Da dove vengono le province

L'Impero Romano ne aveva 87 ma poi diventarono irrilevanti, anzi "provinciali": le ripescarono i piemontesi (come tutto) e ora ce le teniamo

Sulla Stampa Walter Barberis riassume la storia della presenza (e dell’assenza) dello spazio e dell’istituto delle province nei secoli italiani e preitaliani, ora che se ne parla in cerca di abolizioni.

Quando Roma cominciò a dominare territori estesi, in Italia o fuori d’Italia, vi inviò ad amministrarli un propretore o un proconsole: vale a dire un magistrato che avesse l’autorità di far valere su quei luoghi più o meno lontani la legge dell’Urbe.
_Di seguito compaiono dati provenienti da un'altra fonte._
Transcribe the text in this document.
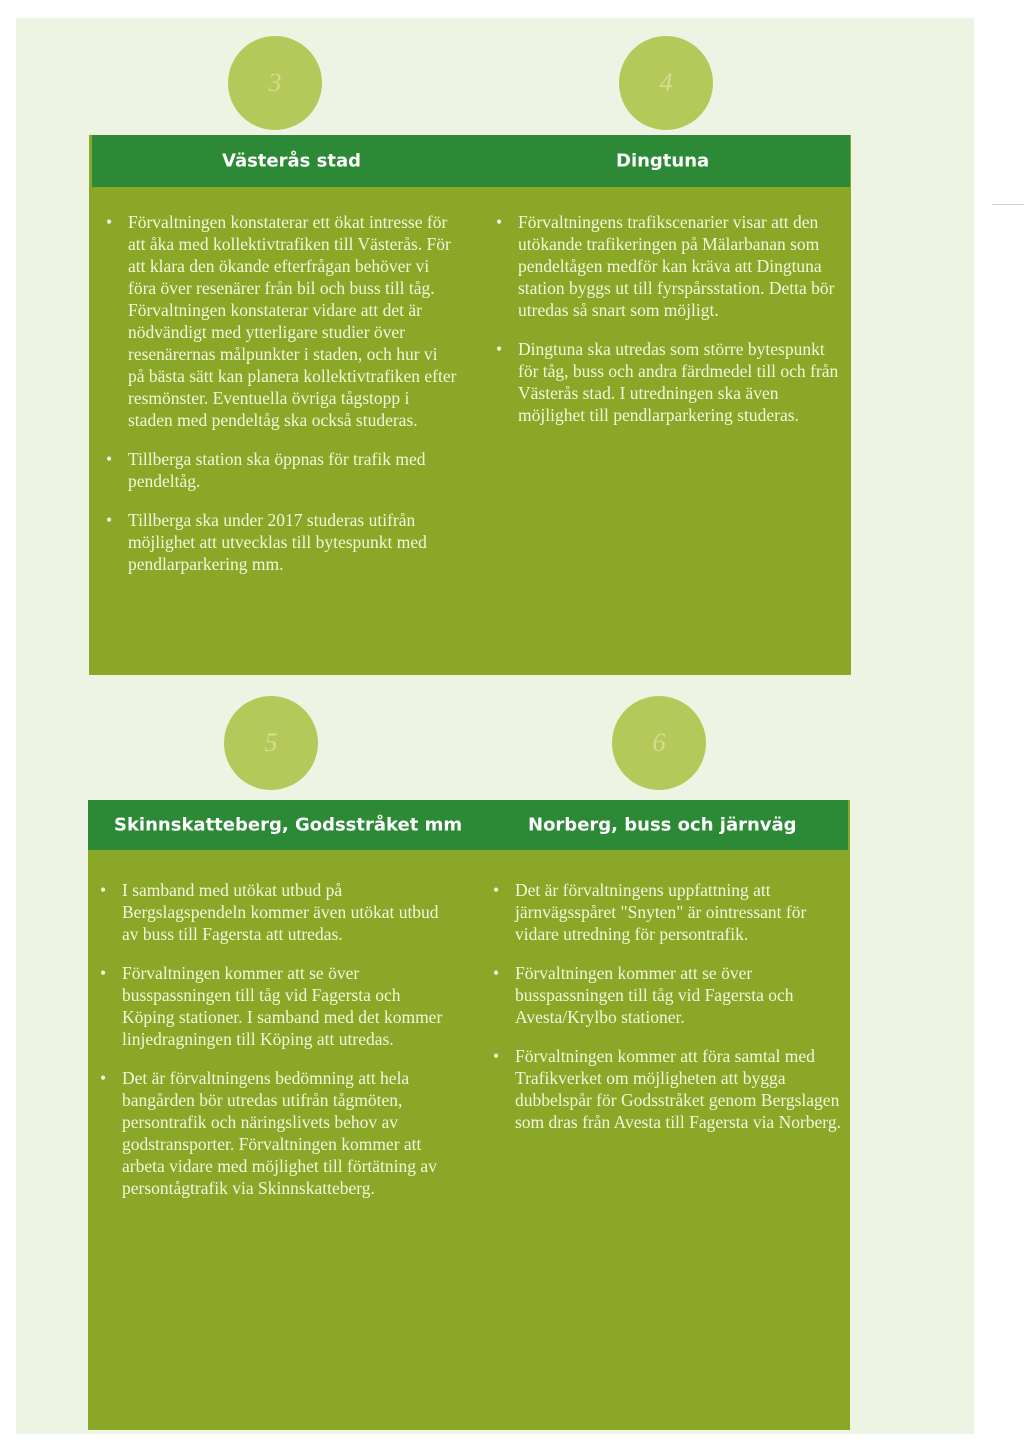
3	4
Västerås stad	Dingtuna
• Förvaltningen konstaterar ett ökat intresse för att åka med kollektivtrafiken till Västerås. För att klara den ökande efterfrågan behöver vi föra över resenärer från bil och buss till tåg. Förvaltningen konstaterar vidare att det är nödvändigt med ytterligare studier över resenärernas målpunkter i staden, och hur vi på bästa sätt kan planera kollektivtrafiken efter resmönster. Eventuella övriga tågstopp i staden med pendeltåg ska också studeras.
• Tillberga station ska öppnas för trafik med pendeltåg.
• Tillberga ska under 2017 studeras utifrån möjlighet att utvecklas till bytespunkt med pendlarparkering mm.
• Förvaltningens trafikscenarier visar att den utökande trafikeringen på Mälarbanan som pendeltågen medför kan kräva att Dingtuna station byggs ut till fyrspårsstation. Detta bör utredas så snart som möjligt.
• Dingtuna ska utredas som större bytespunkt för tåg, buss och andra färdmedel till och från Västerås stad. I utredningen ska även möjlighet till pendlarparkering studeras.
5	6
Skinnskatteberg, Godsstråket mm	Norberg, buss och järnväg
• I samband med utökat utbud på Bergslagspendeln kommer även utökat utbud av buss till Fagersta att utredas.
• Förvaltningen kommer att se över busspassningen till tåg vid Fagersta och Köping stationer. I samband med det kommer linjedragningen till Köping att utredas.
• Det är förvaltningens bedömning att hela bangården bör utredas utifrån tågmöten, persontrafik och näringslivets behov av godstransporter. Förvaltningen kommer att arbeta vidare med möjlighet till förtätning av persontågtrafik via Skinnskatteberg.
• Det är förvaltningens uppfattning att järnvägsspåret "Snyten" är ointressant för vidare utredning för persontrafik.
• Förvaltningen kommer att se över busspassningen till tåg vid Fagersta och Avesta/Krylbo stationer.
• Förvaltningen kommer att föra samtal med Trafikverket om möjligheten att bygga dubbelspår för Godsstråket genom Bergslagen som dras från Avesta till Fagersta via Norberg.
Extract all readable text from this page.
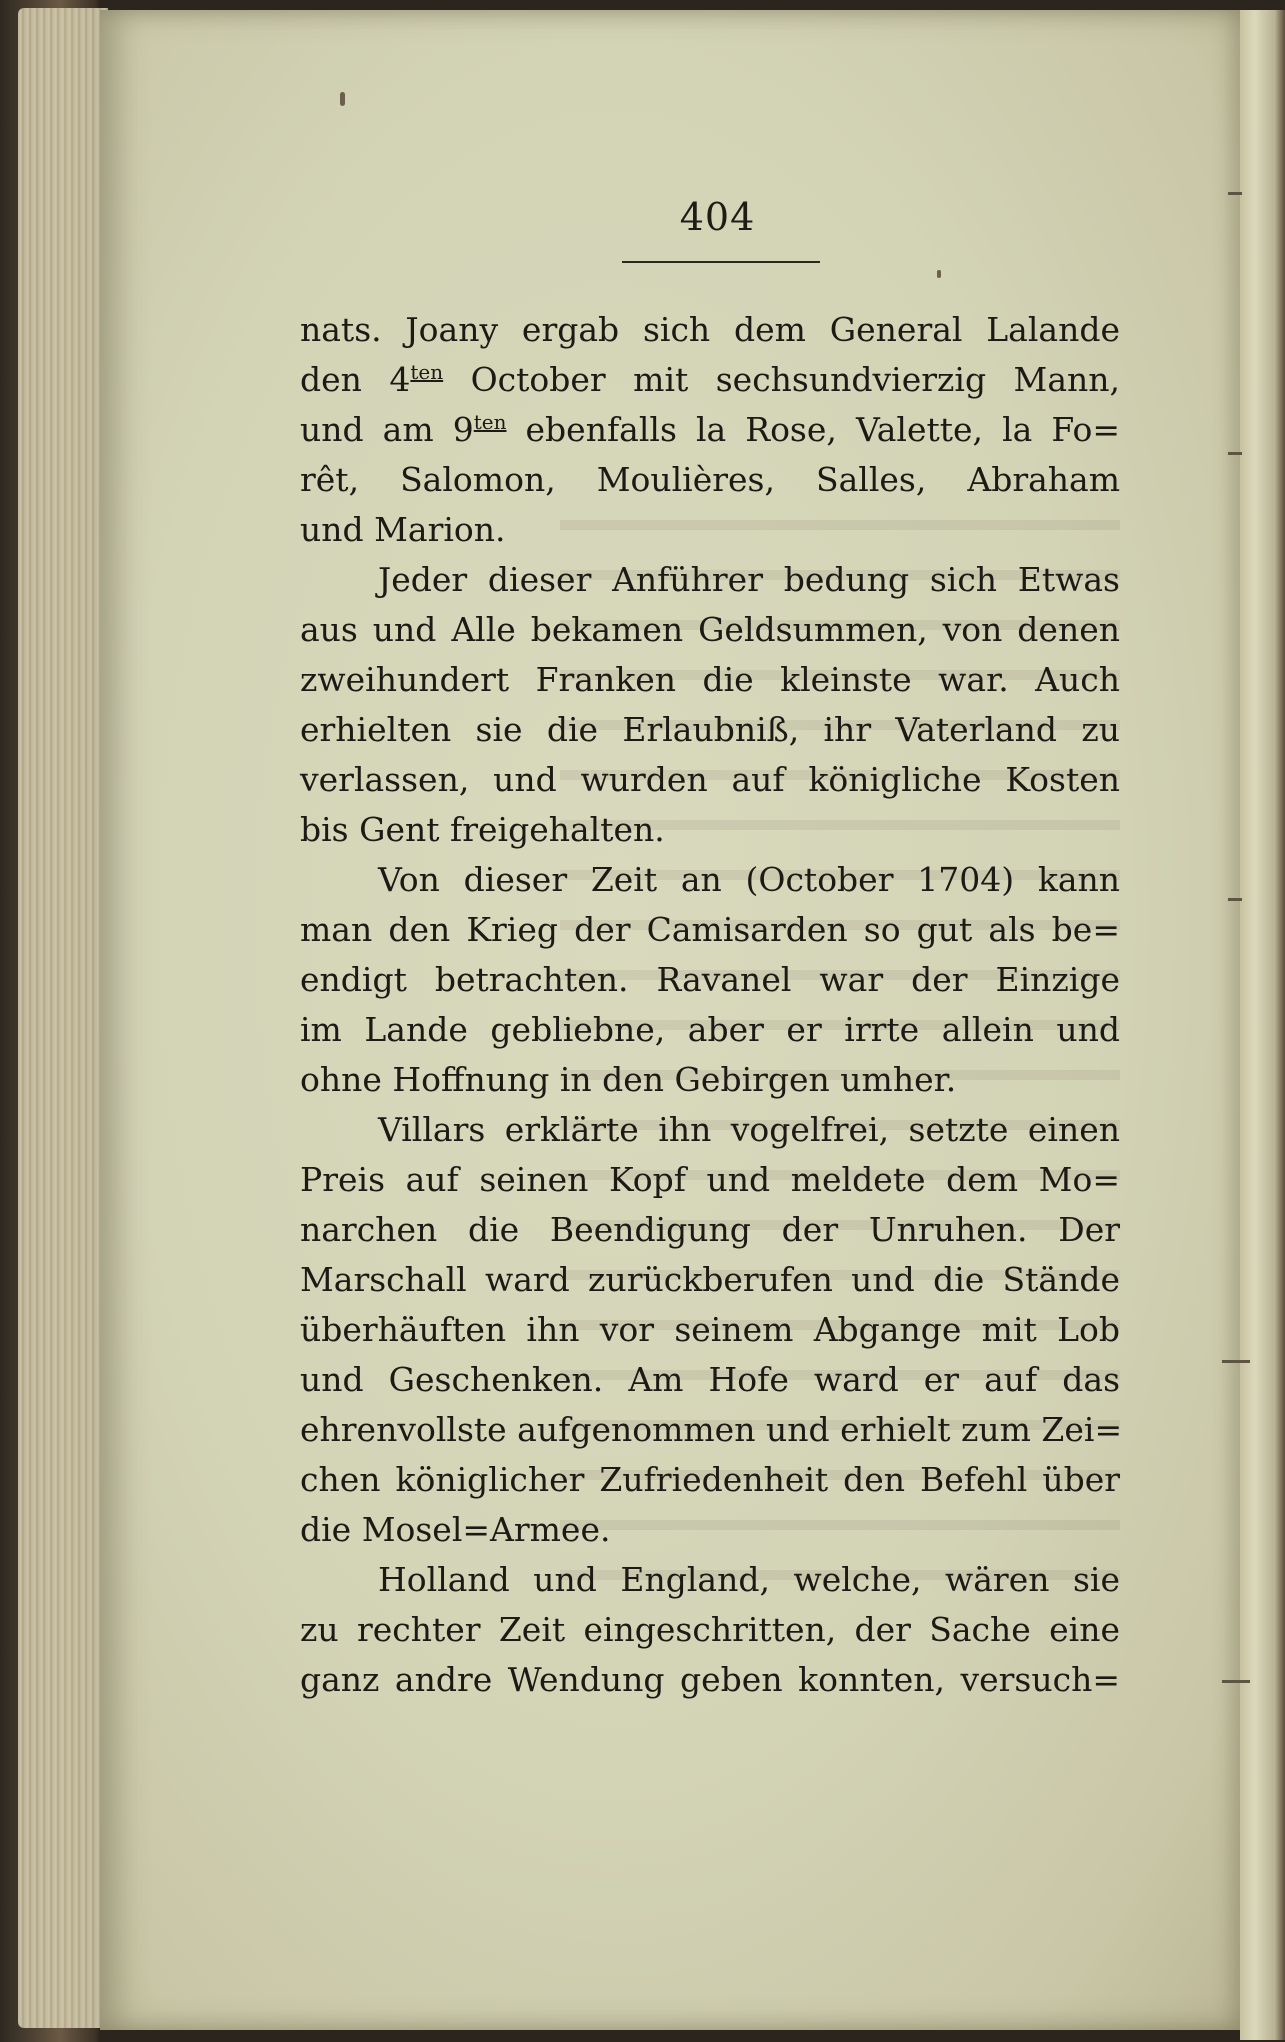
404
nats. Joany ergab sich dem General Lalande
den $4^{ten}$ October mit sechsundvierzig Mann,
und am $9^{ten}$ ebenfalls la Rose, Valette, la Fo=
rêt, Salomon, Moulières, Salles, Abraham
und Marion.
Jeder dieser Anführer bedung sich Etwas
aus und Alle bekamen Geldsummen, von denen
zweihundert Franken die kleinste war. Auch
erhielten sie die Erlaubniß, ihr Vaterland zu
verlassen, und wurden auf königliche Kosten
bis Gent freigehalten.
Von dieser Zeit an (October 1704) kann
man den Krieg der Camisarden so gut als be=
endigt betrachten. Ravanel war der Einzige
im Lande gebliebne, aber er irrte allein und
ohne Hoffnung in den Gebirgen umher.
Villars erklärte ihn vogelfrei, setzte einen
Preis auf seinen Kopf und meldete dem Mo=
narchen die Beendigung der Unruhen. Der
Marschall ward zurückberufen und die Stände
überhäuften ihn vor seinem Abgange mit Lob
und Geschenken. Am Hofe ward er auf das
ehrenvollste aufgenommen und erhielt zum Zei=
chen königlicher Zufriedenheit den Befehl über
die Mosel=Armee.
Holland und England, welche, wären sie
zu rechter Zeit eingeschritten, der Sache eine
ganz andre Wendung geben konnten, versuch=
Erano regioni estese, praticamente delle nazioni, che ricadevano sotto l’ imperium romano e spesso erano controllate da legioni che avevano la funzione di presidio militare. Erano chiamate province. Sicilia, Sardegna, Spagna citeriore e ulteriore, Macedonia, Acaia, Africa, Bitinia e Cirenaica, e poi Gallia, Siria e Cilicia, l’area del Danubio, l’Egitto; quindi Britannia, Dacia e Cappadocia, Mauretania e Tracia: erano tutte province, cioè le terre diverse per geografia e costumi su cui dominava Roma. Grandi e piccole, sotto Diocleziano arrivarono al numero di 87, sparse fra tutto il mondo conosciuto. Di esse, con la dissoluzione del sistema imperiale romano, si perse traccia; e la frammentazione territoriale successiva mise in evidenza, soprattutto in Italia, il ruolo centrale della città. Luogo di più coese comunità, centro dei traffici e delle industrie, di arte e architettura, sede di cenacoli intellettuali e di scuole, crogiolo della ricerca tecnica e scientifica, terreno di sperimentazione giuridica e politica, retta da famiglie signorili o da regimi oligarchici repubblicani, la città divenne il perno attorno a cui ruotò tutta la storia italiana.